Rise of the New Plagues Continues Oct 31, 2004 10:03:53 GMT -5
Post by Big Bunny on Oct 31, 2004 10:03:53 GMT -5
While people usually become infected only in areas where the host lives, occasionally people become infected by a host that has been exported from its native habitat. For example, the first outbreaks of Marburg hemorrhagic fever, in Marburg and Frankfurt, Germany, and in Yugoslavia, occurred when laboratory workers handled imported monkeys infected with Marburg virus. Occasionally, a person becomes infected in an area where the virus occurs naturally and then travels elsewhere. If the virus is a type that can be transmitted further by person-to-person contact, the traveler could infect other people. For instance, in 1996, a medical professional treating patients with Ebola hemorrhagic fever (Ebola HF) in Gabon unknowingly became infected.
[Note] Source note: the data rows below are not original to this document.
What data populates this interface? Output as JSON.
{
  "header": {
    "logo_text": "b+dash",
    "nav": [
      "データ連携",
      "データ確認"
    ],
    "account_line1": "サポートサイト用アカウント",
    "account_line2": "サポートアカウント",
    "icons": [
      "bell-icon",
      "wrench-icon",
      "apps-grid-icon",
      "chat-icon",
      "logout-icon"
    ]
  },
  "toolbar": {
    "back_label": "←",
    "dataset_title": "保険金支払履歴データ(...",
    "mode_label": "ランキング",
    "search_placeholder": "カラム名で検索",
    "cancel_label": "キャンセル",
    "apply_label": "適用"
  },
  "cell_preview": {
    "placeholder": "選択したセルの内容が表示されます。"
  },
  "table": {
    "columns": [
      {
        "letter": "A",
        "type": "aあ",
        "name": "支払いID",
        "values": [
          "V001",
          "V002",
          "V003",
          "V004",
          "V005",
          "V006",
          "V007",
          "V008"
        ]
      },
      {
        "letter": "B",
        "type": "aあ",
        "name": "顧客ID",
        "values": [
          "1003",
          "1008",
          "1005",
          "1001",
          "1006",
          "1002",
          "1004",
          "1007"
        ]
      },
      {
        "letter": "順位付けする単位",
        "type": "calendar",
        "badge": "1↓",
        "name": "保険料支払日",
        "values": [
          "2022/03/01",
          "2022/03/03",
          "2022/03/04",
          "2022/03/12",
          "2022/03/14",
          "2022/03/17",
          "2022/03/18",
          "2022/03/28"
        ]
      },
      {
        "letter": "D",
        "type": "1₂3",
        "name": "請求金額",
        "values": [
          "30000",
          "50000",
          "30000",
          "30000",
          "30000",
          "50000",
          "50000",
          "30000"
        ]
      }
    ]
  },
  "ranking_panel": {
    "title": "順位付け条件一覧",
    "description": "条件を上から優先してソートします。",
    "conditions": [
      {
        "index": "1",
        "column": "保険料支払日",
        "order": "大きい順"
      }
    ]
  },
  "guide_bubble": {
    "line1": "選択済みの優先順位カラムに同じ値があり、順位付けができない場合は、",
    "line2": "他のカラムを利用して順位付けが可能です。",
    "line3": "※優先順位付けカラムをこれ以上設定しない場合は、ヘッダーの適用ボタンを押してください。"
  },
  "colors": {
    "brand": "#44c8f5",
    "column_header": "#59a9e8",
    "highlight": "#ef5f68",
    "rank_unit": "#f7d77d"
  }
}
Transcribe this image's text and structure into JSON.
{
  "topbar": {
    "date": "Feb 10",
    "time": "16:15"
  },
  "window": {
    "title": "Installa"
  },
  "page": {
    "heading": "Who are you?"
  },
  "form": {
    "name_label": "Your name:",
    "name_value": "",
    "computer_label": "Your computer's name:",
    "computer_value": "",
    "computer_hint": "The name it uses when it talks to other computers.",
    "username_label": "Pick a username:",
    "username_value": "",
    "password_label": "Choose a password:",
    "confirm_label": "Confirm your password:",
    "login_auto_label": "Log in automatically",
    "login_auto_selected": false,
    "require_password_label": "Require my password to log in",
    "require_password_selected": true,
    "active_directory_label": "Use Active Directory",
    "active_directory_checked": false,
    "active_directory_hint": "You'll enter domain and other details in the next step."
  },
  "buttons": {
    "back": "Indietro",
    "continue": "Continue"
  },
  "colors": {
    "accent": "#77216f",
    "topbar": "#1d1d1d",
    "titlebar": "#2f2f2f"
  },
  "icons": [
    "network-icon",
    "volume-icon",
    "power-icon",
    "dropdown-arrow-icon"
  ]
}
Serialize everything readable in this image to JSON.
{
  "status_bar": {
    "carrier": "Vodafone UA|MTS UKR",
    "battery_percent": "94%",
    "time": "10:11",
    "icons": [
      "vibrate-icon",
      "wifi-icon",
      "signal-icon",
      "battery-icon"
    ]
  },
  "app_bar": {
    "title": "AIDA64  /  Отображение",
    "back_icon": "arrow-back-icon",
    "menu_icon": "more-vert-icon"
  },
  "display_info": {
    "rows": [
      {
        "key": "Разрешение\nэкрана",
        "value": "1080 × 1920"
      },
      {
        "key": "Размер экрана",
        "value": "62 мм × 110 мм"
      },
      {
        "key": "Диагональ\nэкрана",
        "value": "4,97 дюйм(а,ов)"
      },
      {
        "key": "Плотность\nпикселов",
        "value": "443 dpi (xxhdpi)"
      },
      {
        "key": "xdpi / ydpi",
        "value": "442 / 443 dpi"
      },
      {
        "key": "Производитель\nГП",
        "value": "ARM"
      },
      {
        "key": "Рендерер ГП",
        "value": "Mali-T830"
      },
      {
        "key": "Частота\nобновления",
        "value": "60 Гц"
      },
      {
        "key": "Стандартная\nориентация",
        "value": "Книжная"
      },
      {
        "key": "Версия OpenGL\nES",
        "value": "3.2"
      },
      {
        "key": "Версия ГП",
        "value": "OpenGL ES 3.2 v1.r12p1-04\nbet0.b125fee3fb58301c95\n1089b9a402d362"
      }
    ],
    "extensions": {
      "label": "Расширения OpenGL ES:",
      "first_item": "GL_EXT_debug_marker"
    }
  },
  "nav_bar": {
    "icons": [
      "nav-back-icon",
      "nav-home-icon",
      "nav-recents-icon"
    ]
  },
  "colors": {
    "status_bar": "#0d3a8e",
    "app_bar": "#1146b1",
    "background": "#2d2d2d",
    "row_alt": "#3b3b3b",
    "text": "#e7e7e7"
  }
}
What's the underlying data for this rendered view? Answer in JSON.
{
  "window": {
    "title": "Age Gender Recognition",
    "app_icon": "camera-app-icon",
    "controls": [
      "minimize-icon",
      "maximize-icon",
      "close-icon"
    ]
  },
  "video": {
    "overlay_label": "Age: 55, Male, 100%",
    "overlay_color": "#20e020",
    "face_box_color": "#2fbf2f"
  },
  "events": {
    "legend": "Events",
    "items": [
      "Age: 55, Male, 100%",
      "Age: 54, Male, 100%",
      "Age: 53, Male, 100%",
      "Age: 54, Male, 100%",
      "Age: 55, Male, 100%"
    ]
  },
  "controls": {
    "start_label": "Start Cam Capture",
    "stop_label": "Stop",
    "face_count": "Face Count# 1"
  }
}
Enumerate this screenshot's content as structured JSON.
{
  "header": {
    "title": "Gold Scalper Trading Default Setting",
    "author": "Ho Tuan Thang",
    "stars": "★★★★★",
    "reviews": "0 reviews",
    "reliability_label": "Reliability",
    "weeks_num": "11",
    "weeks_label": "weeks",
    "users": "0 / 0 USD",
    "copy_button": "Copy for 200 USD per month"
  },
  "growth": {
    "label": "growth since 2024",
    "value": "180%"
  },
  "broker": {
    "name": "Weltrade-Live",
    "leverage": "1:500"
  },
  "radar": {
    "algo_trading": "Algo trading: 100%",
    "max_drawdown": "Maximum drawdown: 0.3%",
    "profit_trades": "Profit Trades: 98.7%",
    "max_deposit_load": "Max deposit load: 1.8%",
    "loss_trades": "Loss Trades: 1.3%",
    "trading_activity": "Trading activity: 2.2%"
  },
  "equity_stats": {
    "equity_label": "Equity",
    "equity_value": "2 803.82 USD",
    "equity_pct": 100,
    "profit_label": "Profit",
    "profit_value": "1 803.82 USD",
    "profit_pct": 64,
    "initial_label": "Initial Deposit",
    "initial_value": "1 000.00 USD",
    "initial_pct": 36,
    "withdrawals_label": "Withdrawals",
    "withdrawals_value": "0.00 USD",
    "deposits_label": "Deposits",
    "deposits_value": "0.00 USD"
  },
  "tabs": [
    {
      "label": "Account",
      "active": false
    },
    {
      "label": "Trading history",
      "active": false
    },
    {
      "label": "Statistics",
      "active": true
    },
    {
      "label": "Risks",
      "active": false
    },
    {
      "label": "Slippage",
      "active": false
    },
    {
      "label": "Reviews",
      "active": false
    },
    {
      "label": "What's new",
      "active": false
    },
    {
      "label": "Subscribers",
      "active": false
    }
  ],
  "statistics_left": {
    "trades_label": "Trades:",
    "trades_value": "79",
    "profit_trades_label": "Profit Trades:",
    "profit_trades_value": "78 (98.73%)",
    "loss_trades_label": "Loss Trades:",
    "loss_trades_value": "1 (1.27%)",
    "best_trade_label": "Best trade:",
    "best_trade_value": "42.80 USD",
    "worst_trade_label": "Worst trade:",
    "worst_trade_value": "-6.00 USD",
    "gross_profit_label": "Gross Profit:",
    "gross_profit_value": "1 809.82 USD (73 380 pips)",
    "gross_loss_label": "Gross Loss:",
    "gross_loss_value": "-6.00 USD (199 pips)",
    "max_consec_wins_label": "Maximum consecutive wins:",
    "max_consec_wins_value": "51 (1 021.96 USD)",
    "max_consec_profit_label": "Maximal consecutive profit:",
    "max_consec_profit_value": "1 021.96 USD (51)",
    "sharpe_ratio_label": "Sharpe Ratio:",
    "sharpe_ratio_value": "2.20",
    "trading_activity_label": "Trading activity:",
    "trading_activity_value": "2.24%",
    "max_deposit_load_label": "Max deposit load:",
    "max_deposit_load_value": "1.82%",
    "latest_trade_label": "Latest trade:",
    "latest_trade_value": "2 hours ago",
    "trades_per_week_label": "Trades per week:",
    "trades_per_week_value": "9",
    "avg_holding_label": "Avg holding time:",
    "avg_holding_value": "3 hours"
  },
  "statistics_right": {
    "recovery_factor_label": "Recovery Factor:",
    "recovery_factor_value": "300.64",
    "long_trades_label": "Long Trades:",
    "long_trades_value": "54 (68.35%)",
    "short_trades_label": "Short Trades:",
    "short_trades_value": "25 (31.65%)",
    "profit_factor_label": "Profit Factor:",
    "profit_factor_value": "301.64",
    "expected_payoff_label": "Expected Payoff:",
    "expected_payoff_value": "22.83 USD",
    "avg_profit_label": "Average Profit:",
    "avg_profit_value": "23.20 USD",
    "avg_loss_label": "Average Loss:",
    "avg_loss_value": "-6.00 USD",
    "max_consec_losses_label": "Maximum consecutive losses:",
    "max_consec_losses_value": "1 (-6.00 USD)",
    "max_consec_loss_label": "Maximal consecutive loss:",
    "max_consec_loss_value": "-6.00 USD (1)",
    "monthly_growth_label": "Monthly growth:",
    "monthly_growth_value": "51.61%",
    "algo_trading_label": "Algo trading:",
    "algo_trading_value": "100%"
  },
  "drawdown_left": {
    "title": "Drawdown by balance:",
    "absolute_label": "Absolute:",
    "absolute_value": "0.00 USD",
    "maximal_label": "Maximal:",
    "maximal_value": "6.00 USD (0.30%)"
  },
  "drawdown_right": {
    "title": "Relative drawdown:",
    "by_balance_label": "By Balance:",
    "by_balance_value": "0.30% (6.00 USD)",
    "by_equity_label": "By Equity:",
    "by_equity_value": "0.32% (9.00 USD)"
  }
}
When he later traveled to South Africa and was treated for Ebola HF in a hospital, the virus was transmitted to a nurse. She became ill and died. Because more and more people travel each year, outbreaks of these diseases are becoming an increasing threat in places where they rarely, if ever, have been seen before.
How are hemorrhagic fever viruses transmitted? Go to top of page
Viruses causing hemorrhagic fever are initially transmitted to humans when the activities of infected reservoir hosts or vectors and humans overlap. The viruses carried in rodent reservoirs are transmitted when humans have contact with urine, fecal matter, saliva, or other body excretions from infected rodents. The viruses associated with arthropod vectors are spread most often when the vector mosquito or tick bites a human, or when a human crushes a tick. However, some of these vectors may spread virus to animals, livestock, for example. Humans then become infected when they care for or slaughter the animals.
Some viruses that cause hemorrhagic fever can spread from one person to another, once an initial person has become infected. Ebola, Marburg, Lassa and Crimean-Congo hemorrhagic fever viruses are examples. This type of secondary transmission of the virus can occur directly, through close contact with infected people or their body fluids. It can also occur indirectly, through contact with objects contaminated with infected body fluids. For example, contaminated syringes and needles have played an important role in spreading infection in outbreaks of Ebola hemorrhagic fever and Lassa fever.
What are the symptoms of viral hemorrhagic fever illnesses? Go to top of page
Specific signs and symptoms vary by the type of VHF, but initial signs and symptoms often include marked fever, fatigue, dizziness, muscle aches, loss of strength, and exhaustion. Patients with severe cases of VHF often show signs of bleeding under the skin, in internal organs, or from body orifices like the mouth, eyes, or ears. However, although they may bleed from many sites around the body, patients rarely die because of blood loss. Severely ill patient cases may also show shock, nervous system malfunction, coma, delirium, and seizures. Some types of VHF are associated with renal (kidney) failure.
How are patients with viral hemorrhagic fever treated? Go to top of page
Patients receive supportive therapy, but generally speaking, there is no other treatment or established cure for VHFs. Ribavirin, an anti-viral drug, has been effective in treating some individuals with Lassa fever or HFRS. Treatment with convalescent-phase plasma has been used with success in some patients with Argentine hemorrhagic fever.
How can cases of viral hemorrhagic fever be prevented and controlled? Go to top of page
With the exception of yellow fever and Argentine hemorrhagic fever, for which vaccines have been developed, no vaccines exist that can protect against these diseases. Therefore, prevention efforts must concentrate on avoiding contact with host species. If prevention methods fail and a case of VHF does occur, efforts should focus on preventing further transmission from person to person, if the virus can be transmitted in this way.Because many of the hosts that carry hemorrhagic fever viruses are rodents, disease prevention efforts include
* controlling rodent populations;
* discouraging rodents from entering or living in homes or workplaces;
* encouraging safe cleanup of rodent nests and droppings.
For hemorrhagic fever viruses spread by arthropod vectors, prevention efforts often focus on community-wide insect and arthropod control. In addition, people are encouraged to use insect repellant, proper clothing, bednets, window screens, and other insect barriers to avoid being bitten.
For those hemorrhagic fever viruses that can be transmitted from one person to another, avoiding close physical contact with infected people and their body fluids is the most important way of controlling the spread of disease. Barrier nursing or infection control techniques include isolating infected individuals and wearing protective clothing. Other infection control recommendations include proper use, disinfection, and disposal of instruments and equipment used in treating or caring for patients with VHF, such as needles and thermometers.